Orientasi
Raden Ajeng Kartini atau lebih dikenal Ibu Kartini ialah keturunan keluarga terpandang Jawa. Dia lahir 21 April 1879, dimana adab istiadat masih kukuh dipegang oleh masyarakat, termasuk keluarganya. Satu hal yang diwariskan dari keluarganya ialah pendidikan. Ya, Kartini pernah merasakan dingklik sekolah hingga tamat pendidikan dasar. Karakternya yang haus akan ilmu pengetahuan menciptakannya ingin terus melanjutkan sekolah ke jenjang yang lebih tinggi. Sayangnya, ayahnya tidak mempersembahkan izin Kartini melanjutkan sekolah. Mengetahui perilaku ayahnya, Kartini sebenarnya sedih. Namun, beliau tidak dapat mengubah keputusan itu.
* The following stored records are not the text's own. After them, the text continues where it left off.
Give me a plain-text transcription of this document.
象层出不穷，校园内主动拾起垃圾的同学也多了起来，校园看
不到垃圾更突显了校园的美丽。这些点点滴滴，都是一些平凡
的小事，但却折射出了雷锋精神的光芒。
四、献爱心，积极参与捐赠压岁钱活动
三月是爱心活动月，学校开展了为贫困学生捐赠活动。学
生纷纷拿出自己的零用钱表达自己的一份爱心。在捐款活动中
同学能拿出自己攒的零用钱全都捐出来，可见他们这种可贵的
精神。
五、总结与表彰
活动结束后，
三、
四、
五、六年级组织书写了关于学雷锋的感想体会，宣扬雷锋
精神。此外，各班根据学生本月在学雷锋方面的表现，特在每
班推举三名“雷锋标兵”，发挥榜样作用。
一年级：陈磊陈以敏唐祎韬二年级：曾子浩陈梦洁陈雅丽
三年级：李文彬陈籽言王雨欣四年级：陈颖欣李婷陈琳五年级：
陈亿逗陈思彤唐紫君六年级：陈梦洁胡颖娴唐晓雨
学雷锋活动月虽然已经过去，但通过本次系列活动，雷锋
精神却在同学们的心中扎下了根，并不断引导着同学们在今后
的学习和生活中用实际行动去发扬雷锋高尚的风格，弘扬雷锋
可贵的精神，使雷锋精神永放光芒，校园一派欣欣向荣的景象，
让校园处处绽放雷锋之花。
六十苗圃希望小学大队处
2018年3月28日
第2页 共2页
Sebab, beliau ialah anak pada zamannya yang masih terbelenggu oleh keadaan.
Peristiwa Dan Masalah
Justru Kartini dilarang lagi keluar dari rumah hingga waktunya berkeluarga. Istilahnya dipingit. Demi menghilangkan rasa bosan dan suntuk berada di rumah terus. Kartini menghabiskan sebagian besar waktunya untuk membaca buku ilmu pengetahuan. Kesukaannya membaca ini menjelma rutinitas harian. Bahkan, beliau tidak segan untuk bertanya kepada ayahnya jikalau ada hal yang tidak dimengertinya. Lambat laun pengetahuannya bertambah dan wawasannya pun meluas.
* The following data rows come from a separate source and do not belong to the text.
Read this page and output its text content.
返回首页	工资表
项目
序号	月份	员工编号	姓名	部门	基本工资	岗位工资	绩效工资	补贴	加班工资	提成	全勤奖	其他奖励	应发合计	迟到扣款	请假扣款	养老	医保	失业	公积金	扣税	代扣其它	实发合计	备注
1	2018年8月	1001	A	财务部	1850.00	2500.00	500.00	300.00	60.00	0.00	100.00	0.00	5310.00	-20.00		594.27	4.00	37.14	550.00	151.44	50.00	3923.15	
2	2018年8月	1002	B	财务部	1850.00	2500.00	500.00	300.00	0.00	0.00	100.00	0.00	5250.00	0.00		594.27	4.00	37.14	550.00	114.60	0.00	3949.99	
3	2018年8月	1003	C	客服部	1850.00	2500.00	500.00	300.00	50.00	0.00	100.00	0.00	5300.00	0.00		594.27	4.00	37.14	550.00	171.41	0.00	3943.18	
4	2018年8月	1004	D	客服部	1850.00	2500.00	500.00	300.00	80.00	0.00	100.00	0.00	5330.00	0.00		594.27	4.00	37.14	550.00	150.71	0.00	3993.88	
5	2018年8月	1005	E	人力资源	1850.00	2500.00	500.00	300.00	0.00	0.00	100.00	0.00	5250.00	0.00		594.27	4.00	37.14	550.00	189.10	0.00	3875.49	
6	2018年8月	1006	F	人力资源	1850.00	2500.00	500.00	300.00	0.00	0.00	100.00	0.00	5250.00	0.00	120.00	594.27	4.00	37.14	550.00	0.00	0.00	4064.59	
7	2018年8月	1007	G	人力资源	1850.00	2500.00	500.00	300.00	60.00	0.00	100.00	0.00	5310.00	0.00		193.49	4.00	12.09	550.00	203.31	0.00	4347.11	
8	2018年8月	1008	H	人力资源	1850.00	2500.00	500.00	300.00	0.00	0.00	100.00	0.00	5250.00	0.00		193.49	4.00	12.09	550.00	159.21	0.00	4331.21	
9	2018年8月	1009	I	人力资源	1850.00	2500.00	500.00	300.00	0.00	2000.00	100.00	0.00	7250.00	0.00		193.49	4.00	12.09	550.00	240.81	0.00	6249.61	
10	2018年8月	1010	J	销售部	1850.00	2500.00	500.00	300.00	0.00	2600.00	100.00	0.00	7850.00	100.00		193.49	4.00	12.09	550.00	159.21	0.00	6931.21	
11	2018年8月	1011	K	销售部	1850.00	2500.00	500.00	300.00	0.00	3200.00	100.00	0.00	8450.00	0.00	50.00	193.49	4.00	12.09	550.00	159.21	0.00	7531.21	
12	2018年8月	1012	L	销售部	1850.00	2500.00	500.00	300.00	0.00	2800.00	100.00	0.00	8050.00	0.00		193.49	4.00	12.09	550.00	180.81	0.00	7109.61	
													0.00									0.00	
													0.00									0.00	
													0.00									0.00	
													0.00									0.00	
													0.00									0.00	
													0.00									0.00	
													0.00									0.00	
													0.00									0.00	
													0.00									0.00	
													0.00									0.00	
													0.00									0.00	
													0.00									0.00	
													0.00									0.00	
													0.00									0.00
Banyak karya dan anutan perempuan Eropa yang dikaguminya. Terlebih kebebasan mereka untuk dapat terus bersekolah. Rasa kagum itu menginspirasinya untuk memajukan perempuan Indonesia. Dalam pandangannya, perempuan tidak spesialuntuk harus dapat urusan “belakang” rumah tangga saja. Lebih dari itu, wanita juga harus dapat dan punya wawasan dan ilmu yang luas. Dia pun mulai bergerak mengumpulkan kawan-kawan wanitanya untuk diajari baca tulis dan pengetahuan lainnya. Makin hari, Kartini makin disibukkan dengan acara membaca dan mengajarnya.
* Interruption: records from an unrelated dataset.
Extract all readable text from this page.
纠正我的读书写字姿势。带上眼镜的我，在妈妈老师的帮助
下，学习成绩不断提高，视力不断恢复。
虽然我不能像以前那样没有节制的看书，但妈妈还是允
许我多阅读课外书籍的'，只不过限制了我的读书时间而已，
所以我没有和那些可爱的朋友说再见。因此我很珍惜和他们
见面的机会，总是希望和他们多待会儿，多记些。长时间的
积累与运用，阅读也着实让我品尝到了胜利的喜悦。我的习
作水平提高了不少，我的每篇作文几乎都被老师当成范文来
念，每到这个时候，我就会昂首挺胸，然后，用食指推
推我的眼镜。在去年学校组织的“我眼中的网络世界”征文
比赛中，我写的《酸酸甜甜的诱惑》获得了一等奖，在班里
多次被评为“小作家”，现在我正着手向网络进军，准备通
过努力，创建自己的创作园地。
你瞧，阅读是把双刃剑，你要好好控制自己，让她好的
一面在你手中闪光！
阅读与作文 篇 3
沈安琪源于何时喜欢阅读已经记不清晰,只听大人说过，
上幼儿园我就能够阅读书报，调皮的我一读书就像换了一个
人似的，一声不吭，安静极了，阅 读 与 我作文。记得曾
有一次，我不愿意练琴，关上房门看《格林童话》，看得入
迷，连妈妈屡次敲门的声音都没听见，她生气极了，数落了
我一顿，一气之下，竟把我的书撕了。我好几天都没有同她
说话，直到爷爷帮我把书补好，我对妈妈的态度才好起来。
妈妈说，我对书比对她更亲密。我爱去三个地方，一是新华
Dia juga punya banyak mitra di Belanda dan sering berkomunikasi dengan mereka. Bahkan, beliau sempat memohon kepada Mr. J.H. Abendanon untuk memdiberinya beasiswa sekolah di Belanda. Belum sempat usul tersebut dikabulkan beliau dinikahkah oleh Adipati Rembang berjulukan Raden Adipati oyodiningrat.Berdasarkan data sejarah, R.A. Kartini ikut dengan suaminya ke Rembang setelah berkeluarga. Walau begitu api cita-citanya tidak padam. Beruntung Kartini mempunyai suami yang mendukung cita-citanya. Berkat kegigihan serta tunjangan sang suami, Kartini mendirikan Sekolah Wanita di aneka macam daerah. Seperti Semarang, Surabaya, Yogyakarta, Malang, Madiun, Cirebon, dan sebagainya. Sekolah Wanita itu dikenal dengan nama Sekolah Kartini.
Kartini ialah seorang perempuan Jawa yang mempunyai pandangan melebihi zamannya. Meski beliau sendiri terbelenggu oleh zaman yang mengikatnya dengan adab istiadat. Pada 17 September 1904, Kartini menghembuskan napas terakhir di usia 25 tahun, setelah melahirkan anak pertama dan satu- satunya. Dia salah satu perempuan yang menjadi pelopor emansipasi wanita di tanah Jawa. Surat-surat korespondensinya dengan kawan-kawannya di Belanda lalu dibukukan oleh Abendanon dengan judul Door Duisternis Tot Licht (Habis Gelap Terbitlah Terang). Buku ini sudah menginspirasi banyak wanita, tidak saja, perempuan di zamannya tapi juga perempuan sekarang dan masa depan.
Reorientasi
Sesuai Keppres No. 108 Tahun 1964 pada 2 Mei 1964, Kartini resmi digelari pendekar nasional oleh pemerintah Indonesia. Keppres ini juga tetapkan tanggal 21 April sebagai Hari Kartini. Namanya sekarang diawetkan sebagai nama jalan. Tidak spesialuntuk di kota-kota di Indonesia saja, melainkan di kota-kota di Belanda. Seperti Kota Utrecht, Venlo, Amsterdam, dan Harleem. WR. Supratman bahkan menciptakankan lagu berjudul Ibu Kita Kartini untuk mengenang jasa-jasanya.